Le incognite del progetto “Educare alle relazioni”
Alle iniziative che fanno capo alla ministra per la Natalità, la Famiglia e le Pari opportunità, Eugenia Roccella, convinta che il Libro bianco rappresenti «un punto fermo» per la definizione e il riconoscimento della violenza (a lei spetta ora l’arduo compito di tradurlo in linee guida per la formazione), si affiancano quelle di altri ministeri. Il titolare del Viminale, Matteo Piantedosi, ha finalmente riconosciuto l’esistenza di «indubbie criticità» nel sistema dei braccialetti elettronici (10.458 quelli attivi al 15 novembre 2023, si veda l’articolo a pagina) e martedì a Palazzo Chigi si è svolta una riunione presieduta dal sottosegretario Alfredo Mantovano per individuare i rimedi ai troppi malfunzionamenti. Quanto al progetto “Educare alle relazioni” presentato un anno fa dal ministro dell’Istruzione Giuseppe Valditara, è buio pesto: non esiste un monitoraggio ufficiale dell’iniziativa, che avrebbe dovuto articolarsi in gruppi di discussione tra studenti e professori per 30 ore complessive extracurricolari, finanziati con 15 milioni di euro di fondi Pon.
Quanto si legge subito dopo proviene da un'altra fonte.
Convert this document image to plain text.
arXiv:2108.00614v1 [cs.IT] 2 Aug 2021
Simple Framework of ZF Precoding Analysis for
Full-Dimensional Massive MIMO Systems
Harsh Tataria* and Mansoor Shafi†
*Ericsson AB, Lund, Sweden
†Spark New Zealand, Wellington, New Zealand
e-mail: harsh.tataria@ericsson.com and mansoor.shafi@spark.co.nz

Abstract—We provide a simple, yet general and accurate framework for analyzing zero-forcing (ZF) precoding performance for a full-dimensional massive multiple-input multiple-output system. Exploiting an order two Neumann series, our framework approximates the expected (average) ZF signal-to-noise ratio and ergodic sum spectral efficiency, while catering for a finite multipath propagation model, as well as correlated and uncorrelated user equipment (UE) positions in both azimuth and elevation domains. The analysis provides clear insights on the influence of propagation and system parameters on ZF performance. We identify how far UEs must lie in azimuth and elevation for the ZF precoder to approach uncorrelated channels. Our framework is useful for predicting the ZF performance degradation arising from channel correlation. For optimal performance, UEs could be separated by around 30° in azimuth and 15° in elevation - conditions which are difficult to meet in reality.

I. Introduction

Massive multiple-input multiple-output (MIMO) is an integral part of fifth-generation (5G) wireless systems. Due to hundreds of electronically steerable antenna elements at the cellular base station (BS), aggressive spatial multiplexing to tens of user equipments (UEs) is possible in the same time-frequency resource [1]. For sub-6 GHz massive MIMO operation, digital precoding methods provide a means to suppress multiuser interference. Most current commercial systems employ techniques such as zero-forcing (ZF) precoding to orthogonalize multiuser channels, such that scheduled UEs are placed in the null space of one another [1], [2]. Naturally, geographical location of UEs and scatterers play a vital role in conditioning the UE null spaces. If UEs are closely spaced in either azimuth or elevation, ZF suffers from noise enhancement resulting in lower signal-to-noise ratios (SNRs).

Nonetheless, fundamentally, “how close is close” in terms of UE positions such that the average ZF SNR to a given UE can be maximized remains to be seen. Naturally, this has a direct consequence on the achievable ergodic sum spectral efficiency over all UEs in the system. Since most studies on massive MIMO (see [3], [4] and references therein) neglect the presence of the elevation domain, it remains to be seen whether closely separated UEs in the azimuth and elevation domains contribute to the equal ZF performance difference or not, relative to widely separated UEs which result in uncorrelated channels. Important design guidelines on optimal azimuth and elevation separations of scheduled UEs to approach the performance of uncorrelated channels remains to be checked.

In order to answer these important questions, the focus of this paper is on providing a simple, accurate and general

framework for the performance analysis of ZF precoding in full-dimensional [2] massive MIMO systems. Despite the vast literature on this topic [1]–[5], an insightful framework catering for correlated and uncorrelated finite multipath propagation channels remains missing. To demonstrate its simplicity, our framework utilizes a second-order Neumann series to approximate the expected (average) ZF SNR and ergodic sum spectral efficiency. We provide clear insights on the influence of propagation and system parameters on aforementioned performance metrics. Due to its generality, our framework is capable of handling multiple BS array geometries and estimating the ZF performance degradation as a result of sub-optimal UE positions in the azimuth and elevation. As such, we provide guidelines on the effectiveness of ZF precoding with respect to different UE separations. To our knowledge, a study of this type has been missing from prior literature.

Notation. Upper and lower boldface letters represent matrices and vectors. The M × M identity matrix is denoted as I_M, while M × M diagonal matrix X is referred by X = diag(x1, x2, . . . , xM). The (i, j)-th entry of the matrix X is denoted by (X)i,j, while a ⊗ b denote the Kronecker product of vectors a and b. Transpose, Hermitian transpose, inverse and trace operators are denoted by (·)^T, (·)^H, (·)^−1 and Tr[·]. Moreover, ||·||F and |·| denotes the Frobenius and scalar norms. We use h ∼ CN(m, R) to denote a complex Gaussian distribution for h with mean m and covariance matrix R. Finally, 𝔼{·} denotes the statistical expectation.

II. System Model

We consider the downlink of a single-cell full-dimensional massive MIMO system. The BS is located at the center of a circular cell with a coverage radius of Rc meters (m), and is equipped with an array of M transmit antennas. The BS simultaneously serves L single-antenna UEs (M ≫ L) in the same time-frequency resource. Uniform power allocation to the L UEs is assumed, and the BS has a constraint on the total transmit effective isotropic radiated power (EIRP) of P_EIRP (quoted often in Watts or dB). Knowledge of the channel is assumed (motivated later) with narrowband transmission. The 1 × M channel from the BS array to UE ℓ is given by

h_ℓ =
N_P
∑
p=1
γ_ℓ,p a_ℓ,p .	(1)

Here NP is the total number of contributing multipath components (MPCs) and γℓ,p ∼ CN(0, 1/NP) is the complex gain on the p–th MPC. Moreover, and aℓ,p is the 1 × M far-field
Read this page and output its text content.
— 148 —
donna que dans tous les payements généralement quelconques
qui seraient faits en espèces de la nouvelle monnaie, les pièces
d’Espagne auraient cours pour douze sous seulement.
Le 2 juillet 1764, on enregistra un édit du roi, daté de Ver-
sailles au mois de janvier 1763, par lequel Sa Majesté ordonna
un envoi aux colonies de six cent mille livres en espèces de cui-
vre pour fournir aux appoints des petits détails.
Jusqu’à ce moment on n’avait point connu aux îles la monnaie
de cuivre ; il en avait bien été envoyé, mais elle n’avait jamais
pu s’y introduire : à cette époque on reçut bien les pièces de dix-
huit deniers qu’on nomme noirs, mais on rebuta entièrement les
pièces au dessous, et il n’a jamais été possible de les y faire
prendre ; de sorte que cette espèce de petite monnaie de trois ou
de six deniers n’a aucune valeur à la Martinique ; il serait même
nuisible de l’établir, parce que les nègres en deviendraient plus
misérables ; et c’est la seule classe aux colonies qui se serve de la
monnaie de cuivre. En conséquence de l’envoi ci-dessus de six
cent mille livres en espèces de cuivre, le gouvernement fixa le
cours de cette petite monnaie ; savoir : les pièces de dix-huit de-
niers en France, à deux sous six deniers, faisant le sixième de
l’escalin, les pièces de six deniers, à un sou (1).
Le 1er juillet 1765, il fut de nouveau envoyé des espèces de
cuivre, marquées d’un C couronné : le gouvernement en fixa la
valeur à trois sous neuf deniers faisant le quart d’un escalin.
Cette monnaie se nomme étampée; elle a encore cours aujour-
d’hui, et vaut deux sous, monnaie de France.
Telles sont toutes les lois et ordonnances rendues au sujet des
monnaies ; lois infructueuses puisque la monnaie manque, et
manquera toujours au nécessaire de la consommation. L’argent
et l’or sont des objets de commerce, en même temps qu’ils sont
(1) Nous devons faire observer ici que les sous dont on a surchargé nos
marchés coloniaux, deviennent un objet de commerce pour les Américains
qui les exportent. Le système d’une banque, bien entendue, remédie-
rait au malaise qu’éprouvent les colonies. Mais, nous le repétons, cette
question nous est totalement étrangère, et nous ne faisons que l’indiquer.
Il giudizio dei centri antiviolenza: «Manca visione d’insieme»
Ma qual è il bilancio dell’azione di governo secondo la rete dei centri antiviolenza? Le linee guida contenute nel libro bianco sono considerate un passo importante, sollecitato dalle stesse associazioni e centrale per il tema della formazione. Non a caso il vademecum è “tecnico”, frutto del lavoro delle componenti del Cts, tutte esperte di violenza: la filosofa del linguaggio Fabrizia Giuliani, che lo coordina, la giudice Paola Di Nicola, la ginecologa Alessandra Kustermann, la dottoressa Vittoria Doretti, la sociologa e attivista Lella Palladino, la manager Claudia Segre. Tuttavia, si tratta di linee guida che andranno valutate nel merito, visto che il testo non è stato condiviso con i centri prima della presentazione al pubblico e alla stampa. Più in generale, però, da più parti l’azione del Governo viene giudicata poco efficace: molte le reazioni “a caldo” dell’Esecutivo ai fatti più eclatanti di cronaca, scarsa la visione prospettica. «Manca una visione d’insieme, una progettazione sistemica, e a pagare il prezzo sono le donne che subiscono violenza», lamenta Antonella Veltri, presidente D.i.Re – Donne in rete contro la violenza (a cui fanno capo le associazioni che gestiscono in Italia 117 centri e più di 66 case rifugio, ascoltando ogni anno circa 23mila donne).
Case rifugio, è allarme per la bassa copertura di posti letto
Lo dimostrano, per le associazioni, anche la gestione del Piano antiviolenza, scaduto nel 2023, e i nodi della ripartizione dei fondi e dei requisiti minimi per i centri, tutti ancora da sciogliere. «Al momento, per esempio, abbiamo una copertura bassissima di posti letto nelle case rifugio e questo mina tutto il sistema di protezione», dice Elisa Ercoli, presidente di Differenza Donna, che oltre a gestire centri antiviolenza e case rifugio in Campania e Lazio, è responsabile del numero antiviolenza 1522 del dipartimento.